The Dumbest Model in the Room

Lesson 2’s memorizer scored 70% test accuracy — respectable-sounding, until you noticed always-guessing-the-majority-class scored the same 70%. That’s the pattern this lesson makes general: before crediting any model with “learning” something, you have to know what a model that learned nothing would score. That’s a baseline.

Baselines aren’t one thing — pick the one that matches the task:

Majority class (lesson 2’s baseline): for classification, always guess the most common label. Beats it by exposing base-rate accuracy for what it is.
Predict the mean: for regression, always guess the training average, ignoring every feature.
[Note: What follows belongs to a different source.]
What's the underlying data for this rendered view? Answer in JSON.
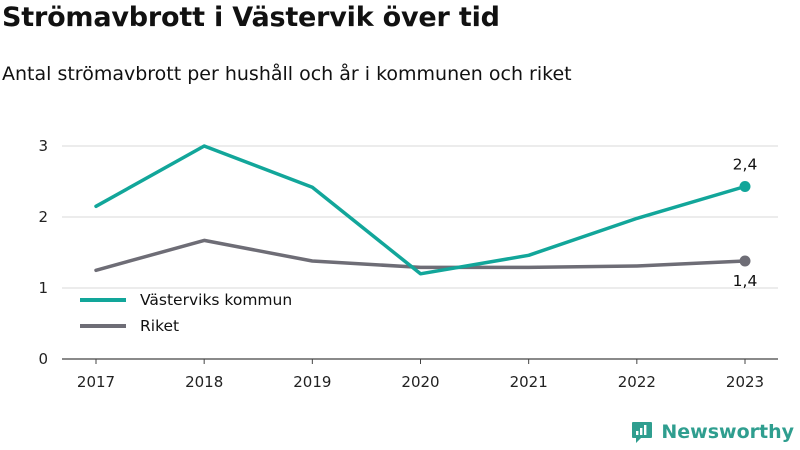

If a model with features can’t beat “just guess the average,” the features are buying nothing.
“Predict yesterday” (a persistence baseline): for a time series, guess that tomorrow equals today. Absurdly simple, and shockingly hard to beat for slow-moving series like temperature or many financial series — a huge fraction of published forecasting “improvements” quietly lose to this when checked honestly.

Take the predict-the-mean baseline for a regression problem with five training targets: 2, 4, 4, 4, 6.

The baseline always predicts the mean of these values, for every input, ignoring all features. Mean-squared error (MSE) is the average of (actual − predicted)² across the examples.

Compute the baseline’s MSE on these five training values.